Comment by maleldil

2 days ago

But that's not the argument here. Python type hints allow checking correctness statically, which is what matters for agents.

> Python type hints allow checking correctness statically

Not really. You can do some basic checking, like ensuring you don't pass a string into where an integer is expected, but your tests required to make sure that you're properly dealing with those integers (Python type hints aren't nearly capable enough to forgo that) would catch that anyway. The LLM doesn't care if the error comes from a type checker or test suite.

When you get into real statically typed languages there isn't much consideration for Python. Perhaps you can prompt an LLM to build you an extractor, but otherwise, based on what already exists, your best bet is likely Lean extracted to C, imported as a Python module. Easier would be to cut Python out of the picture, though.

If you are satisfied with the SMT middle-ground, Dafny does support Python as a target. But as the earlier commenter said: Types are best.

  • I think you're underestimating the current state of the Python type system. With Python 3.12 and pyright or mypy in strict mode, it's very reliable, and it makes those kinds of tests unnecessary.

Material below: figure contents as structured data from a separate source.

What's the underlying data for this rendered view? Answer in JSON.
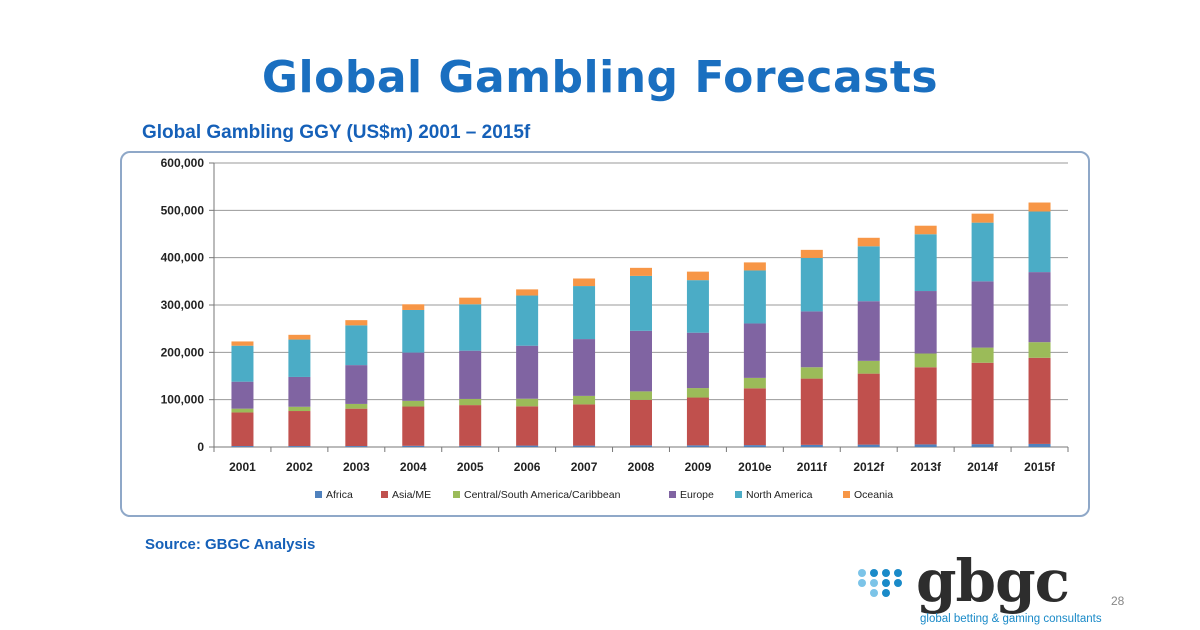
{
  "slide": {
    "title": "Global Gambling Forecasts",
    "source": "Source: GBGC Analysis",
    "page_number": "28"
  },
  "logo": {
    "wordmark": "gbgc",
    "tagline": "global betting & gaming consultants",
    "colors": [
      "#1a8ac8",
      "#7cc4e8"
    ]
  },
  "chart_data": {
    "type": "bar",
    "stacked": true,
    "title": "Global Gambling GGY (US$m) 2001 – 2015f",
    "xlabel": "",
    "ylabel": "",
    "ylim": [
      0,
      600000
    ],
    "yticks": [
      0,
      100000,
      200000,
      300000,
      400000,
      500000,
      600000
    ],
    "ytick_labels": [
      "0",
      "100,000",
      "200,000",
      "300,000",
      "400,000",
      "500,000",
      "600,000"
    ],
    "grid": true,
    "legend_position": "bottom",
    "categories": [
      "2001",
      "2002",
      "2003",
      "2004",
      "2005",
      "2006",
      "2007",
      "2008",
      "2009",
      "2010e",
      "2011f",
      "2012f",
      "2013f",
      "2014f",
      "2015f"
    ],
    "series": [
      {
        "name": "Africa",
        "color": "#4f81bd",
        "values": [
          2000,
          2000,
          2000,
          2500,
          2500,
          3000,
          3000,
          3500,
          3500,
          4000,
          4500,
          5000,
          5500,
          6000,
          6500
        ]
      },
      {
        "name": "Asia/ME",
        "color": "#c0504d",
        "values": [
          71000,
          74000,
          79000,
          83000,
          86000,
          83000,
          87000,
          96000,
          101000,
          120000,
          140000,
          150000,
          163000,
          172000,
          182000
        ]
      },
      {
        "name": "Central/South America/Caribbean",
        "color": "#9bbb59",
        "values": [
          8000,
          9000,
          10000,
          12000,
          13000,
          16000,
          18000,
          18000,
          20000,
          22000,
          24000,
          27000,
          29000,
          32000,
          33000
        ]
      },
      {
        "name": "Europe",
        "color": "#8064a2",
        "values": [
          57000,
          63000,
          82000,
          102000,
          102000,
          112000,
          120000,
          128000,
          117000,
          115000,
          118000,
          126000,
          132000,
          140000,
          148000
        ]
      },
      {
        "name": "North America",
        "color": "#4bacc6",
        "values": [
          76000,
          79000,
          84000,
          90000,
          98000,
          106000,
          112000,
          116000,
          111000,
          112000,
          113000,
          116000,
          120000,
          124000,
          128000
        ]
      },
      {
        "name": "Oceania",
        "color": "#f79646",
        "values": [
          9000,
          10000,
          11000,
          12000,
          14000,
          13000,
          16000,
          17000,
          18000,
          17000,
          17000,
          18000,
          18000,
          19000,
          19000
        ]
      }
    ]
  }
}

This requires you to fully buy into the idea, though, with 100% of your codebase statically typed and using only typed libraries, unless you're comfortable writing wrappers.

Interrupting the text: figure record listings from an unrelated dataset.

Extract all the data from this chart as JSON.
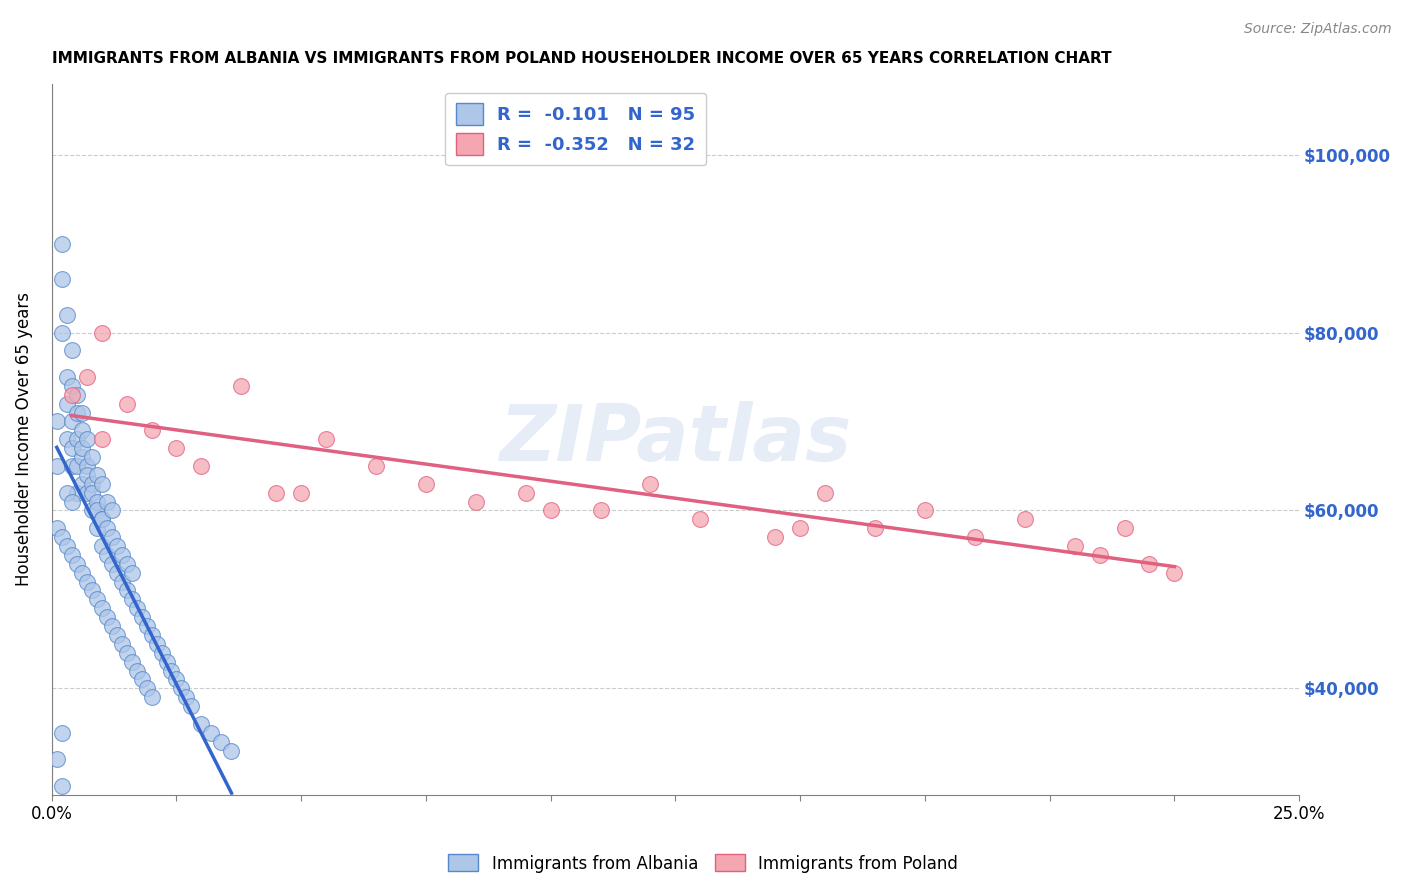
{
  "title": "IMMIGRANTS FROM ALBANIA VS IMMIGRANTS FROM POLAND HOUSEHOLDER INCOME OVER 65 YEARS CORRELATION CHART",
  "source": "Source: ZipAtlas.com",
  "ylabel": "Householder Income Over 65 years",
  "xlim": [
    0.0,
    0.25
  ],
  "ylim": [
    28000,
    108000
  ],
  "yticks": [
    40000,
    60000,
    80000,
    100000
  ],
  "yticklabels": [
    "$40,000",
    "$60,000",
    "$80,000",
    "$100,000"
  ],
  "albania_color": "#aec6e8",
  "poland_color": "#f4a7b0",
  "albania_edge": "#5588cc",
  "poland_edge": "#e06080",
  "trendline_albania_color": "#3366cc",
  "trendline_poland_color": "#e06080",
  "trendline_dashed_color": "#99bbdd",
  "R_albania": -0.101,
  "N_albania": 95,
  "R_poland": -0.352,
  "N_poland": 32,
  "legend_label_albania": "Immigrants from Albania",
  "legend_label_poland": "Immigrants from Poland",
  "watermark": "ZIPatlas",
  "albania_x": [
    0.001,
    0.001,
    0.002,
    0.002,
    0.002,
    0.003,
    0.003,
    0.003,
    0.003,
    0.004,
    0.004,
    0.004,
    0.004,
    0.004,
    0.005,
    0.005,
    0.005,
    0.005,
    0.005,
    0.006,
    0.006,
    0.006,
    0.006,
    0.006,
    0.007,
    0.007,
    0.007,
    0.007,
    0.008,
    0.008,
    0.008,
    0.008,
    0.009,
    0.009,
    0.009,
    0.009,
    0.01,
    0.01,
    0.01,
    0.01,
    0.011,
    0.011,
    0.011,
    0.012,
    0.012,
    0.012,
    0.013,
    0.013,
    0.014,
    0.014,
    0.015,
    0.015,
    0.016,
    0.016,
    0.017,
    0.018,
    0.019,
    0.02,
    0.021,
    0.022,
    0.023,
    0.024,
    0.025,
    0.026,
    0.027,
    0.028,
    0.03,
    0.032,
    0.034,
    0.036,
    0.001,
    0.002,
    0.003,
    0.004,
    0.005,
    0.006,
    0.007,
    0.008,
    0.009,
    0.01,
    0.011,
    0.012,
    0.013,
    0.014,
    0.015,
    0.016,
    0.017,
    0.018,
    0.019,
    0.02,
    0.003,
    0.004,
    0.002,
    0.001,
    0.002
  ],
  "albania_y": [
    65000,
    70000,
    90000,
    80000,
    86000,
    75000,
    72000,
    68000,
    82000,
    70000,
    74000,
    67000,
    78000,
    65000,
    71000,
    68000,
    65000,
    73000,
    62000,
    69000,
    66000,
    63000,
    71000,
    67000,
    65000,
    62000,
    68000,
    64000,
    63000,
    60000,
    66000,
    62000,
    61000,
    58000,
    64000,
    60000,
    59000,
    56000,
    63000,
    59000,
    58000,
    55000,
    61000,
    57000,
    54000,
    60000,
    56000,
    53000,
    55000,
    52000,
    54000,
    51000,
    53000,
    50000,
    49000,
    48000,
    47000,
    46000,
    45000,
    44000,
    43000,
    42000,
    41000,
    40000,
    39000,
    38000,
    36000,
    35000,
    34000,
    33000,
    58000,
    57000,
    56000,
    55000,
    54000,
    53000,
    52000,
    51000,
    50000,
    49000,
    48000,
    47000,
    46000,
    45000,
    44000,
    43000,
    42000,
    41000,
    40000,
    39000,
    62000,
    61000,
    35000,
    32000,
    29000
  ],
  "poland_x": [
    0.004,
    0.007,
    0.01,
    0.015,
    0.02,
    0.025,
    0.03,
    0.038,
    0.045,
    0.055,
    0.065,
    0.075,
    0.085,
    0.095,
    0.11,
    0.12,
    0.13,
    0.145,
    0.155,
    0.165,
    0.175,
    0.185,
    0.195,
    0.205,
    0.21,
    0.215,
    0.22,
    0.225,
    0.01,
    0.05,
    0.1,
    0.15
  ],
  "poland_y": [
    73000,
    75000,
    68000,
    72000,
    69000,
    67000,
    65000,
    74000,
    62000,
    68000,
    65000,
    63000,
    61000,
    62000,
    60000,
    63000,
    59000,
    57000,
    62000,
    58000,
    60000,
    57000,
    59000,
    56000,
    55000,
    58000,
    54000,
    53000,
    80000,
    62000,
    60000,
    58000
  ]
}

    It's not Rust-level, but I'd argue it's better than C or Go's type systems.

    • The comparison with Rust and not something like Lean, Rocq, or Idris is telling. Rust's type system is not much better than Python's, still requiring tests for everything.

      These partial type systems cannot replace any actually useful tests. I'll grant you that testing is the least understood aspect of computer science, leading to a lot of really poorly conceived tests out in the wild. I can buy that those bad, useless tests can be replaced — albeit weren't actually needed in the first place.

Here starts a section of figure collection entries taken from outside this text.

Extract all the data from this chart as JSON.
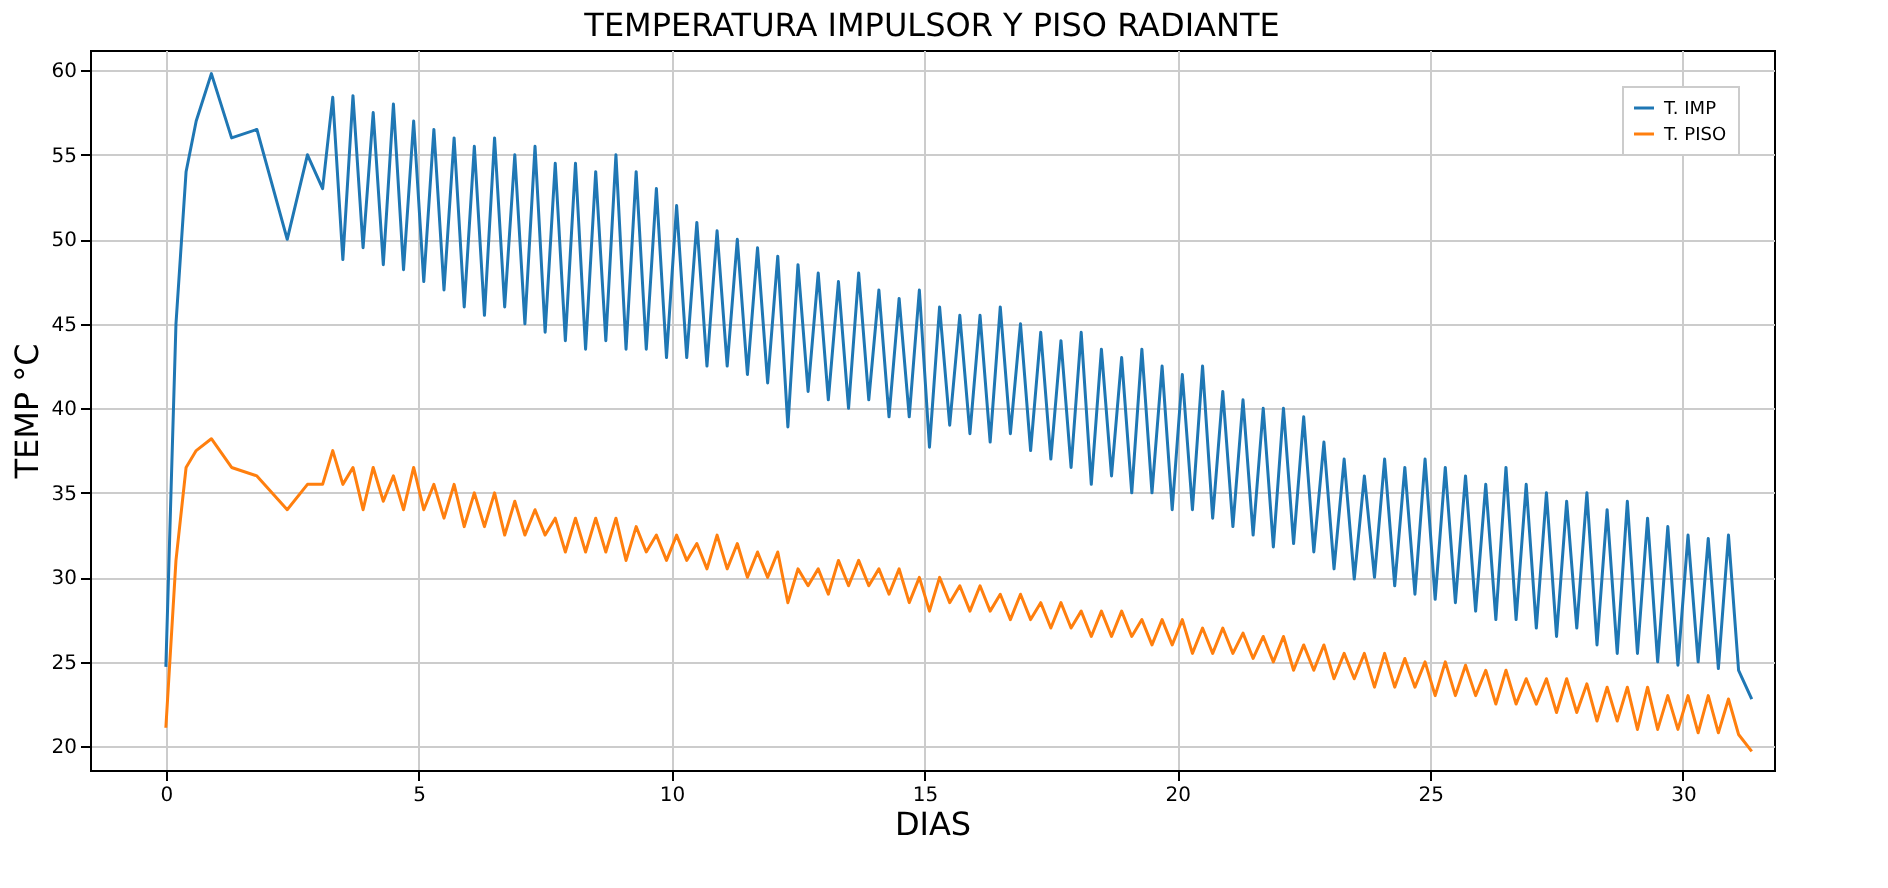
{
  "chart_data": {
    "type": "line",
    "title": "TEMPERATURA IMPULSOR Y PISO RADIANTE",
    "xlabel": "DIAS",
    "ylabel": "TEMP °C",
    "x": [
      0,
      0.2,
      0.4,
      0.6,
      0.9,
      1.3,
      1.8,
      2.4,
      2.8,
      3.1,
      3.3,
      3.5,
      3.7,
      3.9,
      4.1,
      4.3,
      4.5,
      4.7,
      4.9,
      5.1,
      5.3,
      5.5,
      5.7,
      5.9,
      6.1,
      6.3,
      6.5,
      6.7,
      6.9,
      7.1,
      7.3,
      7.5,
      7.7,
      7.9,
      8.1,
      8.3,
      8.5,
      8.7,
      8.9,
      9.1,
      9.3,
      9.5,
      9.7,
      9.9,
      10.1,
      10.3,
      10.5,
      10.7,
      10.9,
      11.1,
      11.3,
      11.5,
      11.7,
      11.9,
      12.1,
      12.3,
      12.5,
      12.7,
      12.9,
      13.1,
      13.3,
      13.5,
      13.7,
      13.9,
      14.1,
      14.3,
      14.5,
      14.7,
      14.9,
      15.1,
      15.3,
      15.5,
      15.7,
      15.9,
      16.1,
      16.3,
      16.5,
      16.7,
      16.9,
      17.1,
      17.3,
      17.5,
      17.7,
      17.9,
      18.1,
      18.3,
      18.5,
      18.7,
      18.9,
      19.1,
      19.3,
      19.5,
      19.7,
      19.9,
      20.1,
      20.3,
      20.5,
      20.7,
      20.9,
      21.1,
      21.3,
      21.5,
      21.7,
      21.9,
      22.1,
      22.3,
      22.5,
      22.7,
      22.9,
      23.1,
      23.3,
      23.5,
      23.7,
      23.9,
      24.1,
      24.3,
      24.5,
      24.7,
      24.9,
      25.1,
      25.3,
      25.5,
      25.7,
      25.9,
      26.1,
      26.3,
      26.5,
      26.7,
      26.9,
      27.1,
      27.3,
      27.5,
      27.7,
      27.9,
      28.1,
      28.3,
      28.5,
      28.7,
      28.9,
      29.1,
      29.3,
      29.5,
      29.7,
      29.9,
      30.1,
      30.3,
      30.5,
      30.7,
      30.9,
      31.1,
      31.36
    ],
    "series": [
      {
        "name": "T. IMP",
        "color": "#1f77b4",
        "values": [
          24.7,
          45,
          54,
          57,
          59.8,
          56,
          56.5,
          50,
          55,
          53,
          58.4,
          48.8,
          58.5,
          49.5,
          57.5,
          48.5,
          58,
          48.2,
          57,
          47.5,
          56.5,
          47,
          56,
          46,
          55.5,
          45.5,
          56,
          46,
          55,
          45,
          55.5,
          44.5,
          54.5,
          44,
          54.5,
          43.5,
          54,
          44,
          55,
          43.5,
          54,
          43.5,
          53,
          43,
          52,
          43,
          51,
          42.5,
          50.5,
          42.5,
          50,
          42,
          49.5,
          41.5,
          49,
          38.9,
          48.5,
          41,
          48,
          40.5,
          47.5,
          40,
          48,
          40.5,
          47,
          39.5,
          46.5,
          39.5,
          47,
          37.7,
          46,
          39,
          45.5,
          38.5,
          45.5,
          38,
          46,
          38.5,
          45,
          37.5,
          44.5,
          37,
          44,
          36.5,
          44.5,
          35.5,
          43.5,
          36,
          43,
          35,
          43.5,
          35,
          42.5,
          34,
          42,
          34,
          42.5,
          33.5,
          41,
          33,
          40.5,
          32.5,
          40,
          31.8,
          40,
          32,
          39.5,
          31.5,
          38,
          30.5,
          37,
          29.9,
          36,
          30,
          37,
          29.5,
          36.5,
          29,
          37,
          28.7,
          36.5,
          28.5,
          36,
          28,
          35.5,
          27.5,
          36.5,
          27.5,
          35.5,
          27,
          35,
          26.5,
          34.5,
          27,
          35,
          26,
          34,
          25.5,
          34.5,
          25.5,
          33.5,
          25,
          33,
          24.8,
          32.5,
          25,
          32.3,
          24.6,
          32.5,
          24.5,
          22.8
        ]
      },
      {
        "name": "T. PISO",
        "color": "#ff7f0e",
        "values": [
          21.1,
          31,
          36.5,
          37.5,
          38.2,
          36.5,
          36,
          34,
          35.5,
          35.5,
          37.5,
          35.5,
          36.5,
          34,
          36.5,
          34.5,
          36,
          34,
          36.5,
          34,
          35.5,
          33.5,
          35.5,
          33,
          35,
          33,
          35,
          32.5,
          34.5,
          32.5,
          34,
          32.5,
          33.5,
          31.5,
          33.5,
          31.5,
          33.5,
          31.5,
          33.5,
          31,
          33,
          31.5,
          32.5,
          31,
          32.5,
          31,
          32,
          30.5,
          32.5,
          30.5,
          32,
          30,
          31.5,
          30,
          31.5,
          28.5,
          30.5,
          29.5,
          30.5,
          29,
          31,
          29.5,
          31,
          29.5,
          30.5,
          29,
          30.5,
          28.5,
          30,
          28,
          30,
          28.5,
          29.5,
          28,
          29.5,
          28,
          29,
          27.5,
          29,
          27.5,
          28.5,
          27,
          28.5,
          27,
          28,
          26.5,
          28,
          26.5,
          28,
          26.5,
          27.5,
          26,
          27.5,
          26,
          27.5,
          25.5,
          27,
          25.5,
          27,
          25.5,
          26.7,
          25.2,
          26.5,
          25,
          26.5,
          24.5,
          26,
          24.5,
          26,
          24,
          25.5,
          24,
          25.5,
          23.5,
          25.5,
          23.5,
          25.2,
          23.5,
          25,
          23,
          25,
          23,
          24.8,
          23,
          24.5,
          22.5,
          24.5,
          22.5,
          24,
          22.5,
          24,
          22,
          24,
          22,
          23.7,
          21.5,
          23.5,
          21.5,
          23.5,
          21,
          23.5,
          21,
          23,
          21,
          23,
          20.8,
          23,
          20.8,
          22.8,
          20.7,
          19.7
        ]
      }
    ],
    "xlim": [
      -1.5,
      31.8
    ],
    "ylim": [
      18.6,
      61.2
    ],
    "xticks": [
      0,
      5,
      10,
      15,
      20,
      25,
      30
    ],
    "yticks": [
      20,
      25,
      30,
      35,
      40,
      45,
      50,
      55,
      60
    ],
    "grid": true,
    "legend": "top right",
    "marker": "none",
    "line_style": "solid"
  }
}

Yes then you might as well use some other language that uses types but also gets you performance. I agree the ecosystem is missing but hey we have LLMs now

  • I don't understand why you keep bringing up performance. If you're considering using Python, as many projects are, performance is obviously not a concern.

    Python is a good language. Its ecosystem is rich, and I find it very productive. I want to use it, but I also want as much static analysis as possible, so I use ruff and pyright.

  • Performance isn’t the only important metric. There are other pros to weigh. For many apps a language might be performant enough, and bring other pros that make it more appealing than more performant alternatives.